Recorded live in Brooklyn in 2017, on a similar record cutter that Sam Phillips used in Memphis, probably a Presto 6N, a machine I have wanted for a very long time but sells for a few grand out of my price range. I seem to remember Jacobs selling a few test pressings from these recordings a few years ago, but I was never able to purchase any at the time.
While this may have been warmly recorded in urbane Brooklyn, some of the music seems to be quintessentially agriculturally modern California, like Jacobs herself who was born and raised in Northern California, where I am also from. The music is fitting flavor for both locales, and “Weed and Wine” seems to be a timeless description of the Golden State. It’s a harmonizing twanger that tells a visual story of farm, frolic, and fitness of an organic diet. It’s important folks, however you can get it.
The whole album tells a story of coming of age, evolving, and carving out your own place in the historical record. “We Always Come Home,” a folk tale, is a story of a tour and perhaps and life-long love. The lyrical trajectory calls to mind one of the plotlines of Almost Famous, leaving the road to the road and home to home, but here the adventure, the toll, and the glory are understood, accepted and entwined within the lifelong adventure that continues at home.

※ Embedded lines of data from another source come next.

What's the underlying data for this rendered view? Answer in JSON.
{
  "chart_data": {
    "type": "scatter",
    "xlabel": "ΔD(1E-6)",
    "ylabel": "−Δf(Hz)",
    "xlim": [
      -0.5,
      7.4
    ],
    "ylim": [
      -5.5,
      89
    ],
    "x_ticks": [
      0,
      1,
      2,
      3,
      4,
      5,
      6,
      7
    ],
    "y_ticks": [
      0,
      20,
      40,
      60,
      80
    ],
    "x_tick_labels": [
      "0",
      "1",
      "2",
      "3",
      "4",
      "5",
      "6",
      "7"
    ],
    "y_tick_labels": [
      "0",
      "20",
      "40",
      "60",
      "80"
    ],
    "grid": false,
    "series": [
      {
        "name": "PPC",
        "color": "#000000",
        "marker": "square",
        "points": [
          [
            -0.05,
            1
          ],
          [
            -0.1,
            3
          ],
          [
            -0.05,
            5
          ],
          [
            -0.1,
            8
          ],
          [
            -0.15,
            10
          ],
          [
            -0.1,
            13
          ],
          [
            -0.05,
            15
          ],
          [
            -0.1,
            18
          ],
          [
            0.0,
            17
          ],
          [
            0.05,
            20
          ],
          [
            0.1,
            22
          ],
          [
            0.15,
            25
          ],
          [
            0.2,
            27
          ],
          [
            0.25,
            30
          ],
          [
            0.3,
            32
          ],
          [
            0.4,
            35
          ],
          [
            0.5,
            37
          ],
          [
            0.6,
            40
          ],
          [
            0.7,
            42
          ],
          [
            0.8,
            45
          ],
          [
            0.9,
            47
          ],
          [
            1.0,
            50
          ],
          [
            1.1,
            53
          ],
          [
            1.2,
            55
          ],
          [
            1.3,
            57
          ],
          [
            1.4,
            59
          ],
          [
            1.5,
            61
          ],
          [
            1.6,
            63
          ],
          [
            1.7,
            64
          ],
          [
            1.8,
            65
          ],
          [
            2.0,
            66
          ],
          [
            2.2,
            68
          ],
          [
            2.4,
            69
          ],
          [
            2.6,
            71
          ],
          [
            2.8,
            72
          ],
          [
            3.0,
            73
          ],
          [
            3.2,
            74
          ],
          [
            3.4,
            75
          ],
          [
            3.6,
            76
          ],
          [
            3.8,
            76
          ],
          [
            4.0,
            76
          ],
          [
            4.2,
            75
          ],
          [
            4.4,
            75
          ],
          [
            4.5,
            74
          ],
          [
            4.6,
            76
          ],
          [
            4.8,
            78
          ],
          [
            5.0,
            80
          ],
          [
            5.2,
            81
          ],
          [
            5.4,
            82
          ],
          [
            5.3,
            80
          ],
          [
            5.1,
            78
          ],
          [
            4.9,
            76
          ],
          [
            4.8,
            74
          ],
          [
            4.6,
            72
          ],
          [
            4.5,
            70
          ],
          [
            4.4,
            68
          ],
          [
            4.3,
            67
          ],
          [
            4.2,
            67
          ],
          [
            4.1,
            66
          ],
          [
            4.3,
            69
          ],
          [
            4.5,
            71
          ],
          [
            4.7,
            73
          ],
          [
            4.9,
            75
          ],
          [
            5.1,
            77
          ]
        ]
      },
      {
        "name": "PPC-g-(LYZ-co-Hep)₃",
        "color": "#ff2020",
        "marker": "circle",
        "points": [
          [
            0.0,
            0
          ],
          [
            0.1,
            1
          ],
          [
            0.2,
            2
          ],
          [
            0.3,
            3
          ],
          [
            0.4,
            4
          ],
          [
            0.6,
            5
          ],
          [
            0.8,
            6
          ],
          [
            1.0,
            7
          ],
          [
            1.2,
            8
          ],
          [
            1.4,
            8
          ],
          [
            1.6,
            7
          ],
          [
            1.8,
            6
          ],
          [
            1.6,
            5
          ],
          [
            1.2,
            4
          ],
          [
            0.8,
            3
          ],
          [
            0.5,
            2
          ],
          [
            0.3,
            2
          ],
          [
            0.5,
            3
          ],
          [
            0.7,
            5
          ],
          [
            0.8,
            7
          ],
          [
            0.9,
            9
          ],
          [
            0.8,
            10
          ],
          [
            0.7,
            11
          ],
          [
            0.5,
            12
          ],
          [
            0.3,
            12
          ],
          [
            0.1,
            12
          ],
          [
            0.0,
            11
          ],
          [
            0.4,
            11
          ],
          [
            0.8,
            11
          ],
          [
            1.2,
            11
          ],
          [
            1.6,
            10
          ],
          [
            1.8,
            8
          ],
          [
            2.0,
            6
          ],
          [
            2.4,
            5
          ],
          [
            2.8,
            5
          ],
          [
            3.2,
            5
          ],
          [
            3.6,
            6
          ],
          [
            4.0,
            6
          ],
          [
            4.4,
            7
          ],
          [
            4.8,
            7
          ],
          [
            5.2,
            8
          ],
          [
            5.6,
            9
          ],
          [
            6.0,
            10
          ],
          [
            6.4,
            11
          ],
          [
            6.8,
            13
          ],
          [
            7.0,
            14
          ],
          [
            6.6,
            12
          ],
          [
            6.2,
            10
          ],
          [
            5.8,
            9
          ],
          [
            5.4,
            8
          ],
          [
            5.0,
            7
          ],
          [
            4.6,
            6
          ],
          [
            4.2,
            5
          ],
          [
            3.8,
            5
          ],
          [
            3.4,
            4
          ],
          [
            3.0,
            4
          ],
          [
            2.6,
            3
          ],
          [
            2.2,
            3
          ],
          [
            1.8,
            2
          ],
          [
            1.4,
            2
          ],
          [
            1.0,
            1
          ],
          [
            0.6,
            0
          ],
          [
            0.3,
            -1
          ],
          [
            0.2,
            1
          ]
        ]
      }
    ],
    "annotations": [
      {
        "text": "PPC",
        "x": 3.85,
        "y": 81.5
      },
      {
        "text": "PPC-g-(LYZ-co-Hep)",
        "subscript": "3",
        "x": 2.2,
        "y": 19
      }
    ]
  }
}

This is really more that just an Americana or Country album, and I so loathe to categorize artistic endeavors that have been co-opted by music publishers and record labels for nigh on one hundred years at this point. “Purple State” talks of everyday struggles, job loss, and little triumphs that mean everything to some of us as we fight for survival, acceptance, and even glory over a pedestrian, mundane, and sometimes incredible lifetime.
A Little Blue runs the gamut of glory, peace, struggles worth fighting for and sadness. This may or may not be a Country album, and it may not be a perfect Country album to paraphrase the David Allen Coe song that was recorded once upon a time, but it’s a damn fine album. You should give it a try. She has released few since this one, and there are many that date back a few years, so there’s plenty to choose from at her website. Enjoy.